OPINION? EVERYBODY HAS ONE: Don't forget to let out that odor which crept in

Wednesday, February 27, 2013

The skunks are out and about around our rock pile. I gag at their skunky aroma, their waddling gait and their beady little eyes! I believe they are inhabited and possessed by demons straight from Hades!

My close relative, on the other hand, declares the species as great mousers and wearing lovely coats of stylish black and white.

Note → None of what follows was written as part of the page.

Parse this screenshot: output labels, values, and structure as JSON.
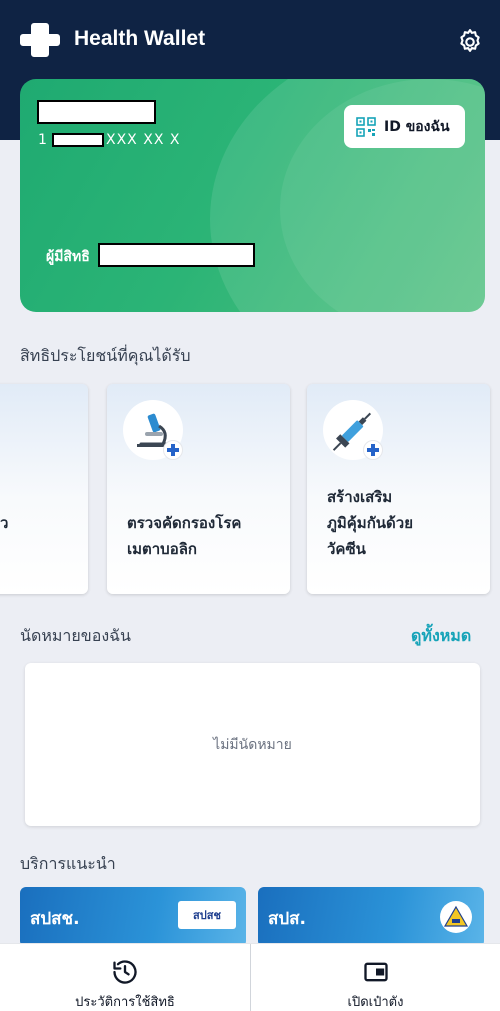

We have enjoyed the wonderful spring-like weather and I sure do like to have the window opened about an inch on these wonderful pleasant nights. Seems like a feller can sleep deeper with fresh air in the room. I must insist on fresh air, untainted, pure country air for my night-time pleasure. I want air crisp and unused, not second-hand and already breathed. And I am not happy or pleased when old Grandpa Skunk walks by the yard fence and releases his body odor into my home.

The first thing that occursis the waking to a stench in my nostrils. I am allergic by choice to stenches; they cause me to become alert pretty quick. I woke up, not sorta, but wide awake and immediately slammed down the window, ripping off my middle fingernail in the process. Hurting pretty bad and only breathing real shallow, I proceeded to jam my little toe into the corner of the chest of drawers that I have always insisted didn’t belong there in the first place. By this time, I was not the only one up and the lights were on.

The dang skunk was thick in the air and my finger was slowly bleeding, but my toe hurt so bad I didn’t notice until I was told not to sprinkle blood everywhere! I can attest to the fact that an ice baggy is the prescription for a banged up stumped toe, but that causes pain in and of itself. I am not sure, but seems like struggling for breath incurs the advancement of acute agony.

My close relative was more than helpful; she was attacking the problems full force, dabbing my ripped fingernail area with something that burned to the bone and readjusting the ice bag as needed. My foot was turning blue, and I think the lack of oxygen and the ice applied could bring on gangrene within minutes!

It is my opinion, and everyone has one, the one basic rule of slamming down a window to shut out skunk stink must be followed by checking on the quality of outside air. The preservation of the aroma is sure and true if the varmint is gone, taking his perfume with him, and you have trapped his calling card inside.

Considering my pain and being almost stricken into a coma due to deprivation of oxygen, I was 10 minutes late in opening the house to freshness! I sure almost came within an inch of my life! All this I have said is for your benefit.

Remember to let out what has crept in! And, boots are a misery to a black and blue toe!

Bill is a pen name used by the Gravette author of this weekly column.